Market Inflation Expectations And Real Rates

Is the inflation scare bubble over?

As of yesterday, the five year inflation breakeven was 2.5%, down from 2.72% in mid-May. The estimated inflation risk and liquidity premia adjusted 5 year breakeven was 1.62% as of 7/30 (when the corresponding actual breakeven was 2.56%).

Figure 1: Five year inflation breakeven calculated as five year Treasury yield minus five year TIPS yield (blue), five year breakeven adjusted by inflation risk premium and liquidity premium per DKW (red), all in %. NBER defined recession dates shaded gray (from beginning of peak month to end of trough month). Source: FRB via FRED, Treasury, KWW following D’amico, Kim and Wei (DKW) accessed 8/5, NBER and author’s calculations.

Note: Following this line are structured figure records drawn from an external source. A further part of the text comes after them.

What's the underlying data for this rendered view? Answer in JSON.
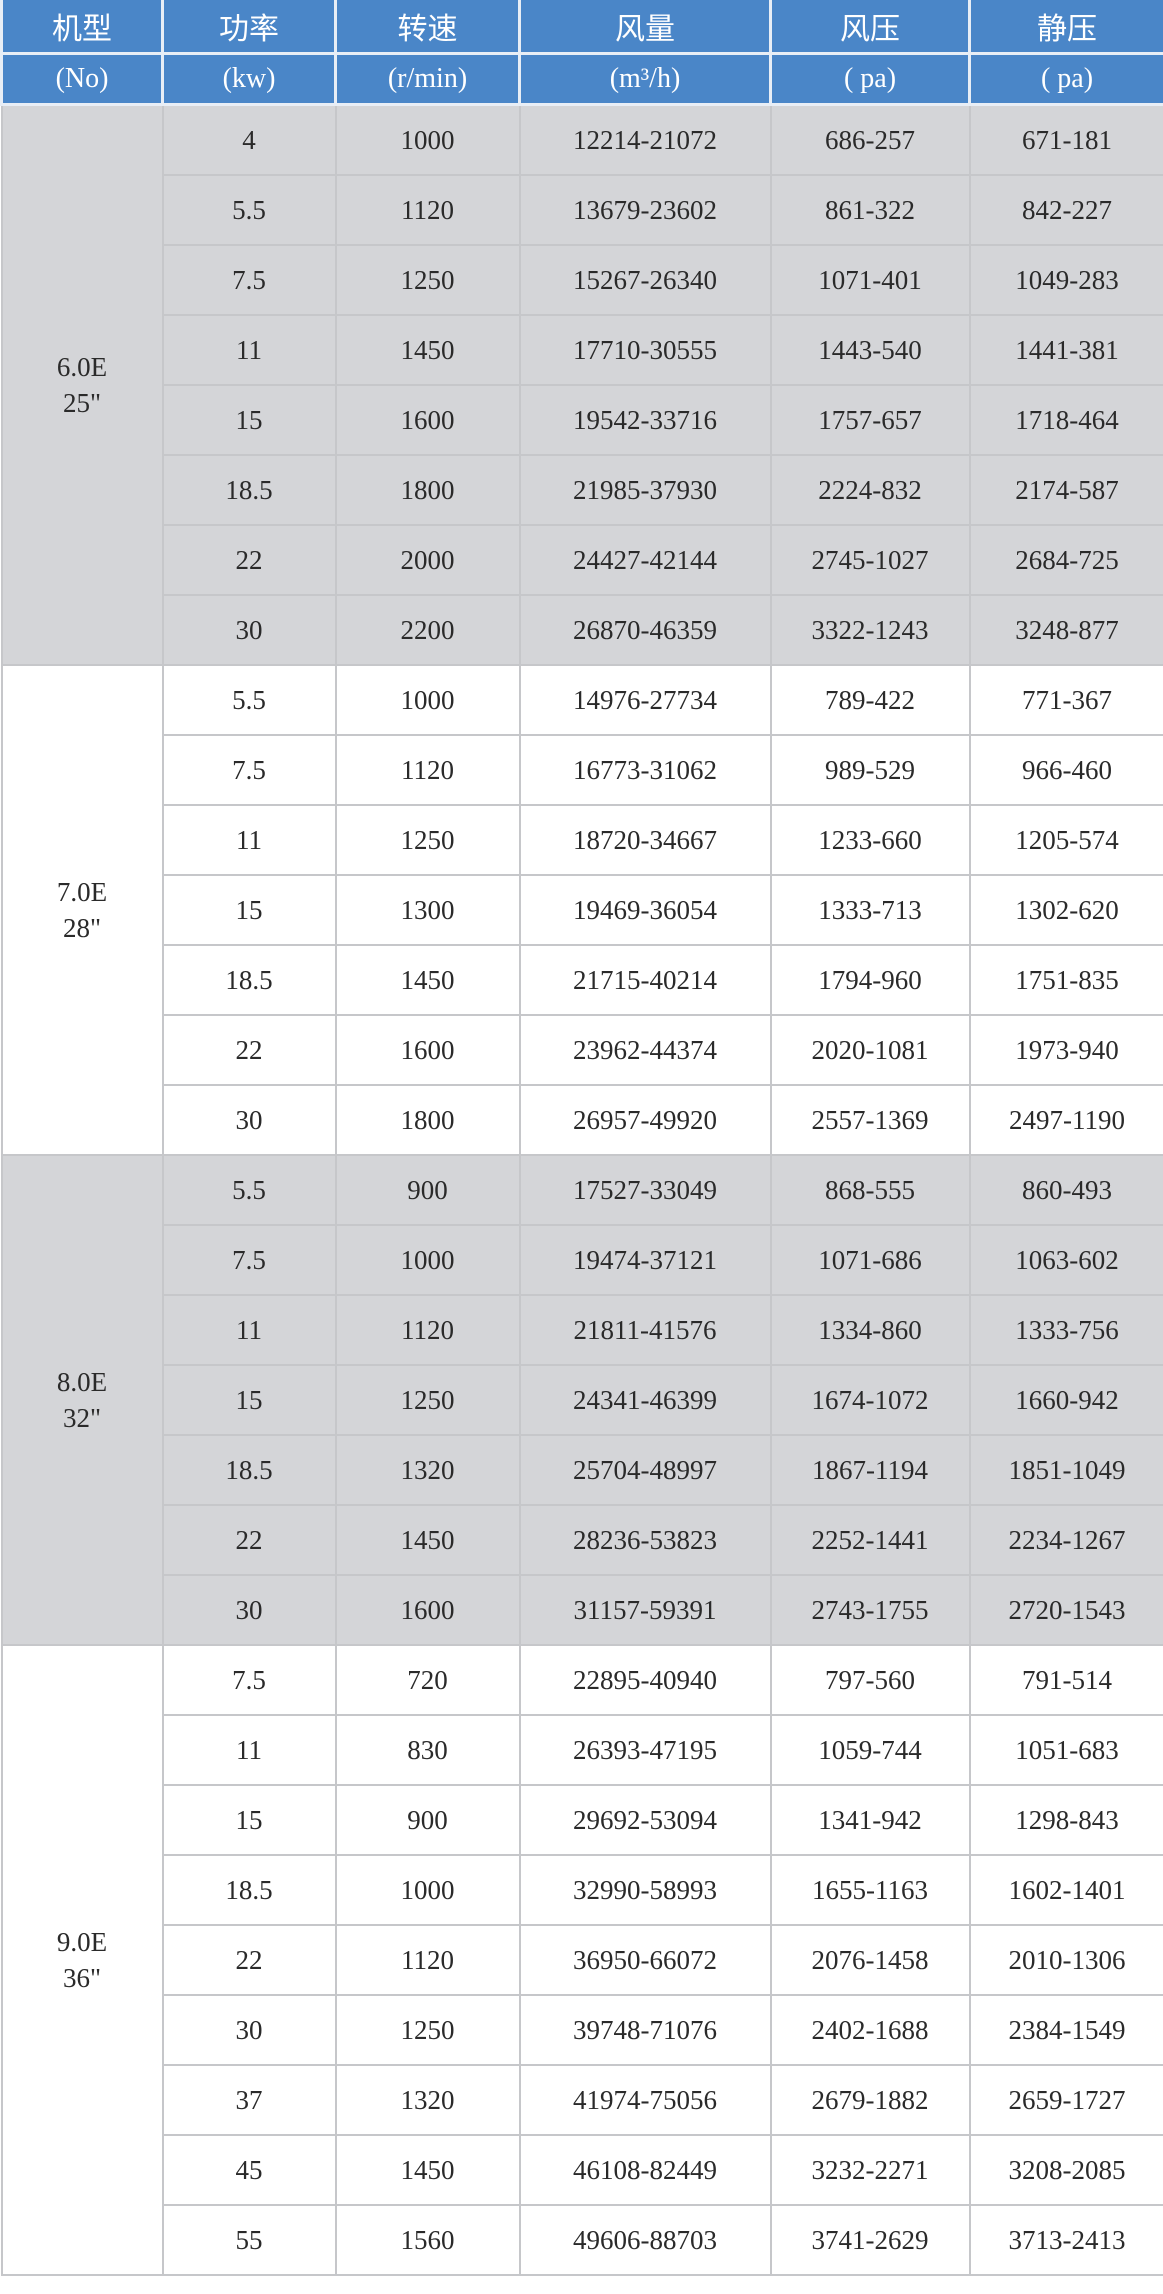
{
  "header": {
    "titles": [
      "机型",
      "功率",
      "转速",
      "风量",
      "风压",
      "静压"
    ],
    "units": [
      "(No)",
      "(kw)",
      "(r/min)",
      "(m³/h)",
      "( pa)",
      "( pa)"
    ]
  },
  "colors": {
    "header_bg": "#4a86c8",
    "shaded_row": "#d4d5d8",
    "plain_row": "#ffffff",
    "grid": "#c6c7ca"
  },
  "groups": [
    {
      "model": "6.0E",
      "size": "25\"",
      "shaded": true,
      "rows": [
        [
          "4",
          "1000",
          "12214-21072",
          "686-257",
          "671-181"
        ],
        [
          "5.5",
          "1120",
          "13679-23602",
          "861-322",
          "842-227"
        ],
        [
          "7.5",
          "1250",
          "15267-26340",
          "1071-401",
          "1049-283"
        ],
        [
          "11",
          "1450",
          "17710-30555",
          "1443-540",
          "1441-381"
        ],
        [
          "15",
          "1600",
          "19542-33716",
          "1757-657",
          "1718-464"
        ],
        [
          "18.5",
          "1800",
          "21985-37930",
          "2224-832",
          "2174-587"
        ],
        [
          "22",
          "2000",
          "24427-42144",
          "2745-1027",
          "2684-725"
        ],
        [
          "30",
          "2200",
          "26870-46359",
          "3322-1243",
          "3248-877"
        ]
      ]
    },
    {
      "model": "7.0E",
      "size": "28\"",
      "shaded": false,
      "rows": [
        [
          "5.5",
          "1000",
          "14976-27734",
          "789-422",
          "771-367"
        ],
        [
          "7.5",
          "1120",
          "16773-31062",
          "989-529",
          "966-460"
        ],
        [
          "11",
          "1250",
          "18720-34667",
          "1233-660",
          "1205-574"
        ],
        [
          "15",
          "1300",
          "19469-36054",
          "1333-713",
          "1302-620"
        ],
        [
          "18.5",
          "1450",
          "21715-40214",
          "1794-960",
          "1751-835"
        ],
        [
          "22",
          "1600",
          "23962-44374",
          "2020-1081",
          "1973-940"
        ],
        [
          "30",
          "1800",
          "26957-49920",
          "2557-1369",
          "2497-1190"
        ]
      ]
    },
    {
      "model": "8.0E",
      "size": "32\"",
      "shaded": true,
      "rows": [
        [
          "5.5",
          "900",
          "17527-33049",
          "868-555",
          "860-493"
        ],
        [
          "7.5",
          "1000",
          "19474-37121",
          "1071-686",
          "1063-602"
        ],
        [
          "11",
          "1120",
          "21811-41576",
          "1334-860",
          "1333-756"
        ],
        [
          "15",
          "1250",
          "24341-46399",
          "1674-1072",
          "1660-942"
        ],
        [
          "18.5",
          "1320",
          "25704-48997",
          "1867-1194",
          "1851-1049"
        ],
        [
          "22",
          "1450",
          "28236-53823",
          "2252-1441",
          "2234-1267"
        ],
        [
          "30",
          "1600",
          "31157-59391",
          "2743-1755",
          "2720-1543"
        ]
      ]
    },
    {
      "model": "9.0E",
      "size": "36\"",
      "shaded": false,
      "rows": [
        [
          "7.5",
          "720",
          "22895-40940",
          "797-560",
          "791-514"
        ],
        [
          "11",
          "830",
          "26393-47195",
          "1059-744",
          "1051-683"
        ],
        [
          "15",
          "900",
          "29692-53094",
          "1341-942",
          "1298-843"
        ],
        [
          "18.5",
          "1000",
          "32990-58993",
          "1655-1163",
          "1602-1401"
        ],
        [
          "22",
          "1120",
          "36950-66072",
          "2076-1458",
          "2010-1306"
        ],
        [
          "30",
          "1250",
          "39748-71076",
          "2402-1688",
          "2384-1549"
        ],
        [
          "37",
          "1320",
          "41974-75056",
          "2679-1882",
          "2659-1727"
        ],
        [
          "45",
          "1450",
          "46108-82449",
          "3232-2271",
          "3208-2085"
        ],
        [
          "55",
          "1560",
          "49606-88703",
          "3741-2629",
          "3713-2413"
        ]
      ]
    }
  ]
}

Figure 2: Ten year inflation breakeven calculated as ten year Treasury yield minus ten year TIPS yield (blue), ten year breakeven adjusted by inflation risk premium and liquidity premium per DKW (red), all in %. NBER defined recession dates shaded gray (from beginning of peak month to end of trough month). Source: FRB via FRED, Treasury, KWW following D’amico, Kim and Wei (DKW) accessed 8/5, NBER and author’s calculations.

As Gagnon and Sarsenbayev noted earlier this year, market-based expectations of inflation have not been particularly good at predicting actual inflation. I concur, as discussed in this post, but I think measures purged of extreme events related to liquidity premia are probably slightly better at prediction.

That being said, medium term inflation expectations are what matters for the position of the Phillips curve, as discussed in this post.

Even if the market has rational expectations (in equilibrium – sometimes that’s called FIRE), that only means it’s correct on average. What’s true is the “internet”‘s interest has waned.

(Click on image to enlarge)

Figure 3: Five year inflation breakeven calculated as five year Treasury yield minus five year TIPS yield (blue), five year breakeven adjusted by inflation risk premium and liquidity premium per DKW (red), all in %, and Google Trends search index for “Inflation” in US. NBER defined recession dates shaded gray (from beginning of peak month to end of trough month). Daily Treasury data averaged to weekly. Source: FRB via FRED, Treasury, KWW following D’amico, Kim and Wei (DKW) accessed 8/5, NBER and author’s calculations.